Personal loans are an affordable way to borrow money but can involve some risks if not used correctly. If you’ve used a loan payment calculator to run the numbers and see if they fit with your budget, you are already on the right track, but there are a few other factors to consider to ensure that a personal loan is the right option for you.
Not Being Able To Meet The Monthly Repayment
The purpose of a personal loan is to provide a way to borrow money that has a regular and manageable repayment. When applying for a loan via a reputable financial institution or bank, they will often have you talk to a loan specialist to run through all of your options on repayment terms to find the best solution for you.
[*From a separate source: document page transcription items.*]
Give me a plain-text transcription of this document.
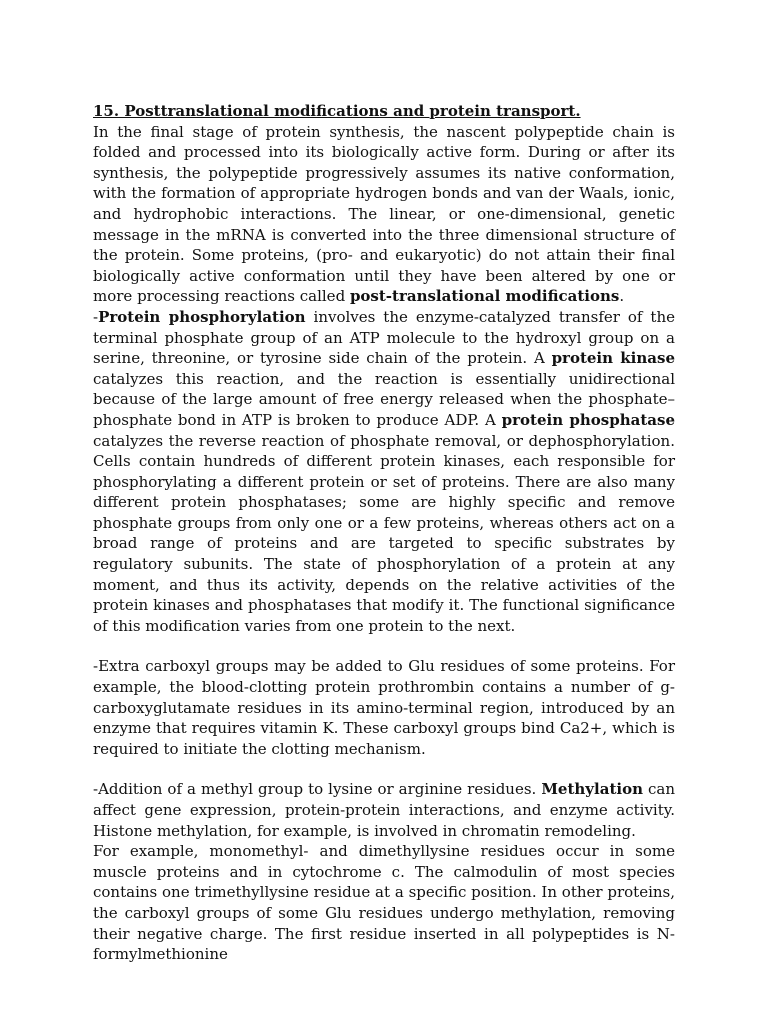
15. Posttranslational modifications and protein transport.

In the final stage of protein synthesis, the nascent polypeptide chain is folded and processed into its biologically active form. During or after its synthesis, the polypeptide progressively assumes its native conformation, with the formation of appropriate hydrogen bonds and van der Waals, ionic, and hydrophobic interactions. The linear, or one-dimensional, genetic message in the mRNA is converted into the three dimensional structure of the protein. Some proteins, (pro- and eukaryotic) do not attain their final biologically active conformation until they have been altered by one or more processing reactions called post-translational modifications.

-Protein phosphorylation involves the enzyme-catalyzed transfer of the terminal phosphate group of an ATP molecule to the hydroxyl group on a serine, threonine, or tyrosine side chain of the protein. A protein kinase catalyzes this reaction, and the reaction is essentially unidirectional because of the large amount of free energy released when the phosphate–phosphate bond in ATP is broken to produce ADP. A protein phosphatase catalyzes the reverse reaction of phosphate removal, or dephosphorylation. Cells contain hundreds of different protein kinases, each responsible for phosphorylating a different protein or set of proteins. There are also many different protein phosphatases; some are highly specific and remove phosphate groups from only one or a few proteins, whereas others act on a broad range of proteins and are targeted to specific substrates by regulatory subunits. The state of phosphorylation of a protein at any moment, and thus its activity, depends on the relative activities of the protein kinases and phosphatases that modify it. The functional significance of this modification varies from one protein to the next.

-Extra carboxyl groups may be added to Glu residues of some proteins. For example, the blood-clotting protein prothrombin contains a number of g-carboxyglutamate residues in its amino-terminal region, introduced by an enzyme that requires vitamin K. These carboxyl groups bind Ca2+, which is required to initiate the clotting mechanism.

-Addition of a methyl group to lysine or arginine residues. Methylation can affect gene expression, protein-protein interactions, and enzyme activity. Histone methylation, for example, is involved in chromatin remodeling.

For example, monomethyl- and dimethyllysine residues occur in some muscle proteins and in cytochrome c. The calmodulin of most species contains one trimethyllysine residue at a specific position. In other proteins, the carboxyl groups of some Glu residues undergo methylation, removing their negative charge. The first residue inserted in all polypeptides is N- formylmethionine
If you ever find that the numbers presented to you feel too high and that you may struggle to afford them, you should consider borrowing less or step away from the application process and look at options from another lender.
Taking On Too Much Debt
Personal loans can be taken out for a variety of reasons, but most often, they are used to fund significant life events or cover unexpected expenses such as:
- Paying for a wedding
- Consolidating existing debt
- Paying for medical bills
- Funding urgent home repairs or renovations
These events and expenses can have varying price tags attached to them, but it’s important only to borrow what you need. You should use a personal loan to solve an issue you are facing, not to fund a lifestyle above your means. For example, if you are using it to consolidate debt, you would borrow the amount needed to clear those credit cards and, once they are paid off, close the credit card accounts so that more debt can’t be run up. If you use it to pay for a wedding, make sure you have a budget in mind and have already researched wedding costs. Don’t borrow up to the full amount offered and then plan a wedding to use up that total sum of money.
Hurting Your Future Borrowing Ability
While consistent timely repayments on a personal loan can help improve your credit score, having too much outstanding debt relative to your income can affect your future chances of borrowing. This is known as your Debt To Income ratio, and it’s what a lender will look at during your application process for any future borrowing. For example, if you take out a big loan to pay for your wedding and then want to look at buying a home with your new spouse, it may be that your debt to income ratio is too high to qualify for a mortgage. And of course, late payments and missed payments on the loan can hurt your credit history—so finding an affordable payment is key.
The Bottom Line
As long as it is done via a reputable financial institution and you are going into it knowing what you need to borrow, taking out a personal loan can be a low-risk form of financing.
While lenders have a responsibility to offer affordable and sensible lending; the main onus falls on you to only borrow what you need to and what you can comfortably afford to pay back.